CS Talk - Omar Khattab

Host: Smita Krishnaswamy

Title: Building More Reliable and Scalable AI Systems with Language Model Programming

Abstract:

It is now easy to build impressive demos with language models (LMs) but turning these into reliable systems currently requires brittle combinations of prompting, chaining, and finetuning LMs. In this talk, I present LM programming, a systematic way to address this by defining and improving four layers of the LM stack. I start with how to adapt LMs to search for information most effectively (ColBERT, ColBERTv2, UDAPDR) and how to scale that to billions of tokens (PLAID). I then discuss the right architectures and supervision strategies (ColBERT-QA, Baleen, and Hindsight) for allowing LMs to search for and cite verifiable sources in their responses. This leads to DSPy, a programming model that forgoes ad-hoc techniques for using LMs and replaces them with composable modules and optimizers that can supervise complex LM programs. Even simple AI systems expressed in DSPy routinely outperform standard hand-crafted prompt pipelines, in some cases while using small LMs.
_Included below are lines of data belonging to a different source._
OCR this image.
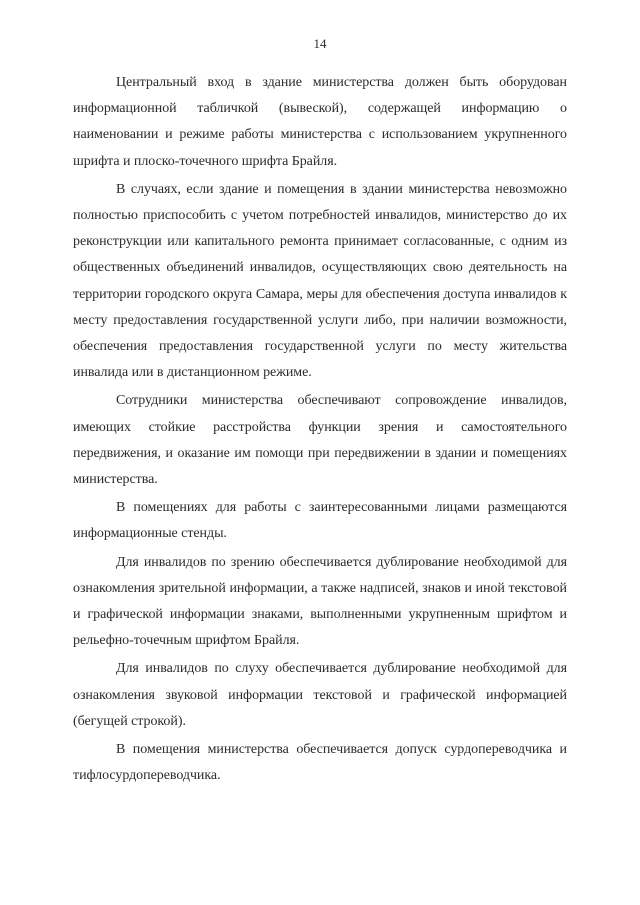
14

Центральный вход в здание министерства должен быть оборудован информационной табличкой (вывеской), содержащей информацию о наименовании и режиме работы министерства с использованием укрупненного шрифта и плоско-точечного шрифта Брайля.

В случаях, если здание и помещения в здании министерства невозможно полностью приспособить с учетом потребностей инвалидов, министерство до их реконструкции или капитального ремонта принимает согласованные, с одним из общественных объединений инвалидов, осуществляющих свою деятельность на территории городского округа Самара, меры для обеспечения доступа инвалидов к месту предоставления государственной услуги либо, при наличии возможности, обеспечения предоставления государственной услуги по месту жительства инвалида или в дистанционном режиме.

Сотрудники министерства обеспечивают сопровождение инвалидов, имеющих стойкие расстройства функции зрения и самостоятельного передвижения, и оказание им помощи при передвижении в здании и помещениях министерства.

В помещениях для работы с заинтересованными лицами размещаются информационные стенды.

Для инвалидов по зрению обеспечивается дублирование необходимой для ознакомления зрительной информации, а также надписей, знаков и иной текстовой и графической информации знаками, выполненными укрупненным шрифтом и рельефно-точечным шрифтом Брайля.

Для инвалидов по слуху обеспечивается дублирование необходимой для ознакомления звуковой информации текстовой и графической информацией (бегущей строкой).

В помещения министерства обеспечивается допуск сурдопереводчика и тифлосурдопереводчика.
I highlight how ColBERT and DSPy have sparked applications at dozens of leading tech companies, open-source communities, and research labs, and then conclude by discussing how DSPy enables a new degree of research modularity, one that stands to allow open research to again lead the development of AI systems.

Bio:

Omar is a fifth-year CS Ph.D. candidate at Stanford NLP and an Apple Scholar in AI/ML. He is interested in Natural Language Processing (NLP) at scale, where systems capable of retrieval and reasoning can leverage massive text corpora to craft knowledgeable responses efficiently and transparently. Omar is the author of the ColBERT retrieval model, which has helped shape the modern landscape of neural information retrieval (IR), and author of several early multi-stage retrieval-based LM systems like ColBERT-QA and Baleen. His recent work includes the DSPy programming model for building and optimizing reliable language model systems—by bringing structure, composition, and automatic optimization into the space of prompting, finetuning, and chaining language models and retrieval models. Much of Omar’s work forms the basis of influential open-source projects, and his lines of work on ColBERT and DSPy have sparked applications at dozens of academic research labs and leading tech companies, including at Google, Meta, Amazon, IBM, VMware, Baidu, Huawei, AliExpress, and many others.